During his much-anticipated visit to Rome’s main synagogue on Sunday, Pope Benedict XVI and Italian Jewish leaders reaffirmed a commitment to dialogue and co-operation.
But echoes of strained relations remained as the German-born pontiff and the president of Rome’s Jewish community sparred over the wartime role of Pope Pius XII.
Critics accuse Pope Pius of having turned a blind eye to Jewish suffering during the Shoah. The current Pope’s decision last month to move Pope Pius closer to sainthood angered many Jews and prompted the president of Italy’s Rabbinical Assembly to boycott the synagogue visit in protest.

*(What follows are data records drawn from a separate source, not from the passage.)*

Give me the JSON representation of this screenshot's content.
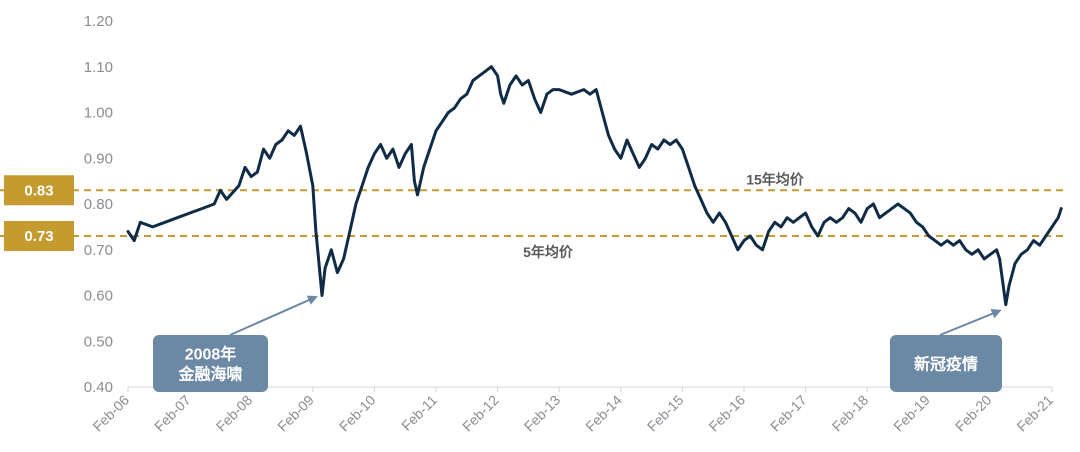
{
  "chart_data": {
    "type": "line",
    "title": "",
    "xlabel": "",
    "ylabel": "",
    "ylim": [
      0.4,
      1.2
    ],
    "yticks": [
      "0.40",
      "0.50",
      "0.60",
      "0.70",
      "0.80",
      "0.90",
      "1.00",
      "1.10",
      "1.20"
    ],
    "categories": [
      "Feb-06",
      "Feb-07",
      "Feb-08",
      "Feb-09",
      "Feb-10",
      "Feb-11",
      "Feb-12",
      "Feb-13",
      "Feb-14",
      "Feb-15",
      "Feb-16",
      "Feb-17",
      "Feb-18",
      "Feb-19",
      "Feb-20",
      "Feb-21"
    ],
    "series": [
      {
        "color": "#0f2b46",
        "points": [
          [
            2006.0,
            0.74
          ],
          [
            2006.1,
            0.72
          ],
          [
            2006.2,
            0.76
          ],
          [
            2006.4,
            0.75
          ],
          [
            2006.6,
            0.76
          ],
          [
            2006.8,
            0.77
          ],
          [
            2007.0,
            0.78
          ],
          [
            2007.2,
            0.79
          ],
          [
            2007.4,
            0.8
          ],
          [
            2007.5,
            0.83
          ],
          [
            2007.6,
            0.81
          ],
          [
            2007.8,
            0.84
          ],
          [
            2007.9,
            0.88
          ],
          [
            2008.0,
            0.86
          ],
          [
            2008.1,
            0.87
          ],
          [
            2008.2,
            0.92
          ],
          [
            2008.3,
            0.9
          ],
          [
            2008.4,
            0.93
          ],
          [
            2008.5,
            0.94
          ],
          [
            2008.6,
            0.96
          ],
          [
            2008.7,
            0.95
          ],
          [
            2008.8,
            0.97
          ],
          [
            2008.9,
            0.91
          ],
          [
            2009.0,
            0.84
          ],
          [
            2009.05,
            0.74
          ],
          [
            2009.1,
            0.67
          ],
          [
            2009.15,
            0.6
          ],
          [
            2009.2,
            0.66
          ],
          [
            2009.3,
            0.7
          ],
          [
            2009.4,
            0.65
          ],
          [
            2009.5,
            0.68
          ],
          [
            2009.6,
            0.74
          ],
          [
            2009.7,
            0.8
          ],
          [
            2009.8,
            0.84
          ],
          [
            2009.9,
            0.88
          ],
          [
            2010.0,
            0.91
          ],
          [
            2010.1,
            0.93
          ],
          [
            2010.2,
            0.9
          ],
          [
            2010.3,
            0.92
          ],
          [
            2010.4,
            0.88
          ],
          [
            2010.5,
            0.91
          ],
          [
            2010.6,
            0.93
          ],
          [
            2010.65,
            0.85
          ],
          [
            2010.7,
            0.82
          ],
          [
            2010.8,
            0.88
          ],
          [
            2010.9,
            0.92
          ],
          [
            2011.0,
            0.96
          ],
          [
            2011.1,
            0.98
          ],
          [
            2011.2,
            1.0
          ],
          [
            2011.3,
            1.01
          ],
          [
            2011.4,
            1.03
          ],
          [
            2011.5,
            1.04
          ],
          [
            2011.6,
            1.07
          ],
          [
            2011.7,
            1.08
          ],
          [
            2011.8,
            1.09
          ],
          [
            2011.9,
            1.1
          ],
          [
            2012.0,
            1.08
          ],
          [
            2012.05,
            1.04
          ],
          [
            2012.1,
            1.02
          ],
          [
            2012.2,
            1.06
          ],
          [
            2012.3,
            1.08
          ],
          [
            2012.4,
            1.06
          ],
          [
            2012.5,
            1.07
          ],
          [
            2012.6,
            1.03
          ],
          [
            2012.7,
            1.0
          ],
          [
            2012.8,
            1.04
          ],
          [
            2012.9,
            1.05
          ],
          [
            2013.0,
            1.05
          ],
          [
            2013.2,
            1.04
          ],
          [
            2013.4,
            1.05
          ],
          [
            2013.5,
            1.04
          ],
          [
            2013.6,
            1.05
          ],
          [
            2013.7,
            1.0
          ],
          [
            2013.8,
            0.95
          ],
          [
            2013.9,
            0.92
          ],
          [
            2014.0,
            0.9
          ],
          [
            2014.1,
            0.94
          ],
          [
            2014.2,
            0.91
          ],
          [
            2014.3,
            0.88
          ],
          [
            2014.4,
            0.9
          ],
          [
            2014.5,
            0.93
          ],
          [
            2014.6,
            0.92
          ],
          [
            2014.7,
            0.94
          ],
          [
            2014.8,
            0.93
          ],
          [
            2014.9,
            0.94
          ],
          [
            2015.0,
            0.92
          ],
          [
            2015.1,
            0.88
          ],
          [
            2015.2,
            0.84
          ],
          [
            2015.3,
            0.81
          ],
          [
            2015.4,
            0.78
          ],
          [
            2015.5,
            0.76
          ],
          [
            2015.6,
            0.78
          ],
          [
            2015.7,
            0.76
          ],
          [
            2015.8,
            0.73
          ],
          [
            2015.9,
            0.7
          ],
          [
            2016.0,
            0.72
          ],
          [
            2016.1,
            0.73
          ],
          [
            2016.2,
            0.71
          ],
          [
            2016.3,
            0.7
          ],
          [
            2016.4,
            0.74
          ],
          [
            2016.5,
            0.76
          ],
          [
            2016.6,
            0.75
          ],
          [
            2016.7,
            0.77
          ],
          [
            2016.8,
            0.76
          ],
          [
            2016.9,
            0.77
          ],
          [
            2017.0,
            0.78
          ],
          [
            2017.1,
            0.75
          ],
          [
            2017.2,
            0.73
          ],
          [
            2017.3,
            0.76
          ],
          [
            2017.4,
            0.77
          ],
          [
            2017.5,
            0.76
          ],
          [
            2017.6,
            0.77
          ],
          [
            2017.7,
            0.79
          ],
          [
            2017.8,
            0.78
          ],
          [
            2017.9,
            0.76
          ],
          [
            2018.0,
            0.79
          ],
          [
            2018.1,
            0.8
          ],
          [
            2018.2,
            0.77
          ],
          [
            2018.3,
            0.78
          ],
          [
            2018.4,
            0.79
          ],
          [
            2018.5,
            0.8
          ],
          [
            2018.6,
            0.79
          ],
          [
            2018.7,
            0.78
          ],
          [
            2018.8,
            0.76
          ],
          [
            2018.9,
            0.75
          ],
          [
            2019.0,
            0.73
          ],
          [
            2019.1,
            0.72
          ],
          [
            2019.2,
            0.71
          ],
          [
            2019.3,
            0.72
          ],
          [
            2019.4,
            0.71
          ],
          [
            2019.5,
            0.72
          ],
          [
            2019.6,
            0.7
          ],
          [
            2019.7,
            0.69
          ],
          [
            2019.8,
            0.7
          ],
          [
            2019.9,
            0.68
          ],
          [
            2020.0,
            0.69
          ],
          [
            2020.1,
            0.7
          ],
          [
            2020.15,
            0.68
          ],
          [
            2020.2,
            0.63
          ],
          [
            2020.25,
            0.58
          ],
          [
            2020.3,
            0.62
          ],
          [
            2020.4,
            0.67
          ],
          [
            2020.5,
            0.69
          ],
          [
            2020.6,
            0.7
          ],
          [
            2020.7,
            0.72
          ],
          [
            2020.8,
            0.71
          ],
          [
            2020.9,
            0.73
          ],
          [
            2021.0,
            0.75
          ],
          [
            2021.1,
            0.77
          ],
          [
            2021.15,
            0.79
          ]
        ]
      }
    ],
    "reference_lines": [
      {
        "value": 0.83,
        "badge": "0.83",
        "label": "15年均价",
        "color": "#c59a2e"
      },
      {
        "value": 0.73,
        "badge": "0.73",
        "label": "5年均价",
        "color": "#c59a2e"
      }
    ],
    "annotations": [
      {
        "lines": [
          "2008年",
          "金融海啸"
        ],
        "point": [
          2009.15,
          0.61
        ],
        "color": "#6b88a4"
      },
      {
        "lines": [
          "新冠疫情"
        ],
        "point": [
          2020.25,
          0.58
        ],
        "color": "#6b88a4"
      }
    ],
    "grid": false,
    "legend": "none"
  }
}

Pope Benedict, 82, did not mention Pope Pius by name but implicitly defended him, repeating the stance that the Vatican had “provided assistance, often in a hidden and discreet way” to Jews during the Second World War.
Minutes earlier, Rome Jewish Community President Riccardo Pacifici repeated calls for the Vatican to open its secret archives to resolve the issue.
The Church ‘provided assistance’ to Jews during the war, he said
Mr Pacfici, however, first paid tribute to individual Catholics and Catholic institutions that had helped Jews — and choked back tears describing how his own father and uncle had been saved in a Catholic convent.
“Because of this, the silence of Pius XII in the face of the Shoah still hurts like a missed opportunity,” he said. “Maybe he could not have stopped the death trains, but he could have sent a signal, a word of extreme comfort, of human solidarity, for our brothers who were transported to the ovens of Auschwitz.”
But these blunt words were an isolated moment.
Pope Benedict received a warm welcome and standing ovation as he reaffirmed commitment to the Jewish-Catholic dialogue launched by the Second Vatican Council’s Nostra Aetate declaration of 1965 and fostered by his predecessor, Pope John Paul II.
Pope John Paul’s visit to the synagogue in 1986 was the first ever visit by a pope to a shul.
Before entering the synagogue, Pope Benedict paid tribute at plaques honouring Roman Jews deported to Auschwitz and a toddler killed in a 1982 Palestinian terror attack on the shul.
“Despite a dramatic history, the unresolved problems, and the misunderstandings, it is our shared visions and common goals that should be given pride of place,” Rome’s Chief Rabbi Riccardo Di Segni told packed sanctuary from in front of the ornate Ark.
“The image of respect and friendship that emanates from this encounter must be an example for all those who are watching,” he said.